Importance des écrits. Divers types d’écrits étaient essentiels pour les premières communautés chrétiennes :
- Lettres (Paul, autres) circulaient pour l’enseignement et l’unité.
- Évangiles retraçaient la vie et les enseignements de Jésus.
- Actes racontaient les exploits des apôtres.
- Apocalypses décrivaient la fin des temps.
- Ordres ecclésiastiques régissaient la vie communautaire.
- Apologies défendaient la foi face aux non-croyants.
- Martyrologies relataient les persécutions.
- Traités anti-hérétiques combattaient les croyances divergentes.
Lecture publique. Malgré un taux élevé d’analphabétisme, les livres étaient au cœur de la vie communautaire car ils étaient lus à haute voix lors des rassemblements. Ainsi, même ceux qui ne savaient pas lire pouvaient entendre et apprendre des textes, faisant des documents écrits un pilier de la foi et de la pratique des premiers chrétiens.
3. Le problème : nous ne possédons pas les écrits originaux
De plus, aucune de ces copies n’est totalement exacte, car les scribes qui les ont produites les ont modifiées, involontairement et/ou intentionnellement, à certains endroits.
Copies, pas originaux. Un défi fondamental pour comprendre le Nouveau Testament est que les écrits originaux (les autographes) n’ont pas survécu. Ce que nous avons sont des copies réalisées des années, souvent des siècles, plus tard. Cela signifie que nous ne détenons pas les mots exacts écrits par les auteurs originaux.

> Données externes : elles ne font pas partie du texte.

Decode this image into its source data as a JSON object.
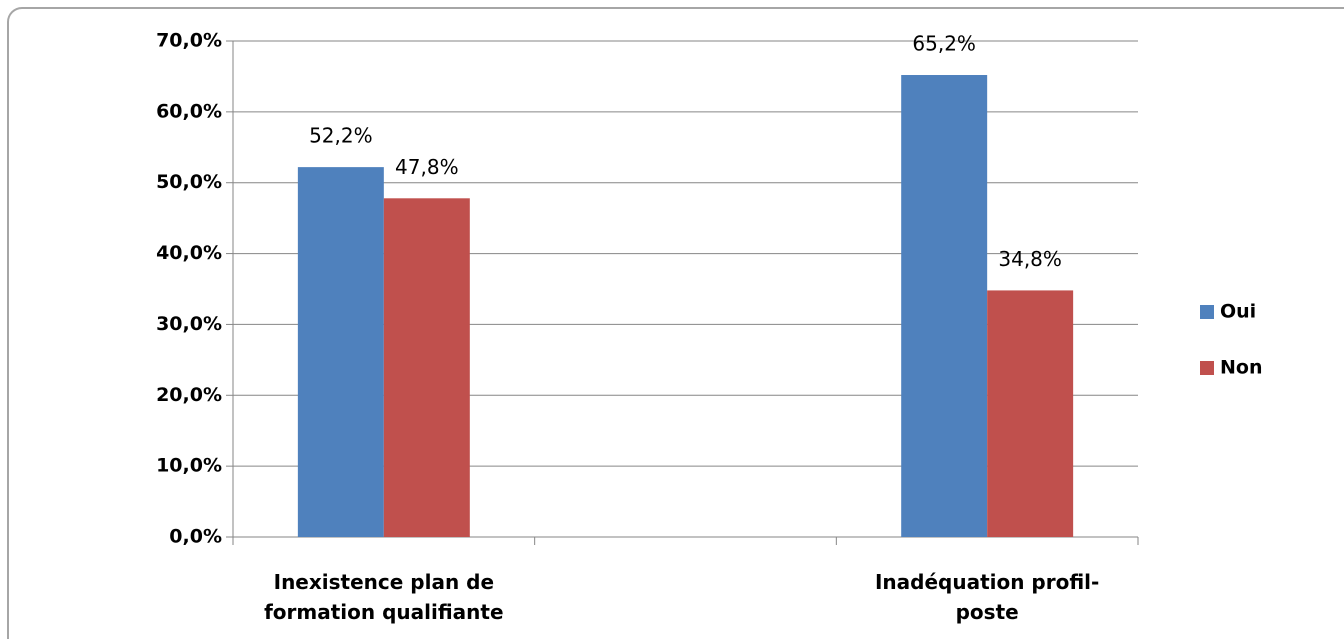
{
  "chart_data": {
    "type": "bar",
    "categories": [
      "Inexistence plan de formation qualifiante",
      null,
      "Inadéquation profil-poste"
    ],
    "series": [
      {
        "name": "Oui",
        "color": "#4f81bd",
        "values": [
          52.2,
          null,
          65.2
        ],
        "value_labels": [
          "52,2%",
          null,
          "65,2%"
        ]
      },
      {
        "name": "Non",
        "color": "#c0504d",
        "values": [
          47.8,
          null,
          34.8
        ],
        "value_labels": [
          "47,8%",
          null,
          "34,8%"
        ]
      }
    ],
    "ylim": [
      0,
      70
    ],
    "yticks": [
      {
        "value": 0,
        "label": "0,0%"
      },
      {
        "value": 10,
        "label": "10,0%"
      },
      {
        "value": 20,
        "label": "20,0%"
      },
      {
        "value": 30,
        "label": "30,0%"
      },
      {
        "value": 40,
        "label": "40,0%"
      },
      {
        "value": 50,
        "label": "50,0%"
      },
      {
        "value": 60,
        "label": "60,0%"
      },
      {
        "value": 70,
        "label": "70,0%"
      }
    ],
    "grid": true,
    "legend": "right"
  }
}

Altérations scribales. Le processus de copie manuelle a inévitablement introduit des modifications :
- Erreurs accidentelles (lapsus, omissions visuelles).
- Changements intentionnels (corrections, harmonisations, modifications théologiques).

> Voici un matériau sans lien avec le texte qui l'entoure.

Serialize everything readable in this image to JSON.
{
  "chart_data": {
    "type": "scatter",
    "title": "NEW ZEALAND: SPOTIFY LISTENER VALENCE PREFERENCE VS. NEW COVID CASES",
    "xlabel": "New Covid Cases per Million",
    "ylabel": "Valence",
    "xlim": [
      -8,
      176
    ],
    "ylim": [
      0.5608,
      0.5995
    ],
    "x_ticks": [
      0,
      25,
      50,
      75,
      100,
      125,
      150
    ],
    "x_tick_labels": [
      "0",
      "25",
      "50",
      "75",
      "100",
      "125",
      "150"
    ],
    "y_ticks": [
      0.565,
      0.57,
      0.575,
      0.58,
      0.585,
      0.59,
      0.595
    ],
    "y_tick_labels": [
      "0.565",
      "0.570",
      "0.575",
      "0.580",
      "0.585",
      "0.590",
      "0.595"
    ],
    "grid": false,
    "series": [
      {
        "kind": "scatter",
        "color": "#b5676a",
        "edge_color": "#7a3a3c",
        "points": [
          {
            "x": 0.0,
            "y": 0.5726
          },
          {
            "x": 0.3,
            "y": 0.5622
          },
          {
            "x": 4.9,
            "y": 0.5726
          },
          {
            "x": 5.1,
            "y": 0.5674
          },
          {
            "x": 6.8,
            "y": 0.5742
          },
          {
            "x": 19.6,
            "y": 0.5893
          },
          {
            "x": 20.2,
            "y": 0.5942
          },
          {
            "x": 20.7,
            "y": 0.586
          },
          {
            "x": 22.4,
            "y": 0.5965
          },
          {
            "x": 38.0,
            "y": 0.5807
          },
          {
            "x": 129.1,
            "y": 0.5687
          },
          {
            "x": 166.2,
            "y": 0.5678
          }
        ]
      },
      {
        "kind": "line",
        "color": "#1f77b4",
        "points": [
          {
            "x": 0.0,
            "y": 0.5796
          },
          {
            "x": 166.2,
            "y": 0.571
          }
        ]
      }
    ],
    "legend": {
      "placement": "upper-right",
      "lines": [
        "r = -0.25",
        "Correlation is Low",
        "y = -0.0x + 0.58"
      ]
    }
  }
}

Tous les scribes, amateurs ou professionnels, ont apporté des modifications, si bien que chaque copie diffère de son modèle à un certain degré.
Perte des premières copies. Non seulement les originaux ont disparu, mais aussi les premières copies, ainsi que les copies de ces copies. Nos manuscrits les plus anciens sont éloignés des originaux de plusieurs siècles, ayant traversé de nombreuses couches de transcription, chacune introduisant de nouvelles variations.
4. Les premiers scribes étaient des amateurs, ce qui engendra de nombreuses erreurs
Il semble que les chrétiens qui copiaient les textes étaient ceux qui désiraient ces textes — c’est-à-dire qu’ils les copiaient pour leur usage personnel et/ou communautaire ou pour d’autres membres de leur communauté.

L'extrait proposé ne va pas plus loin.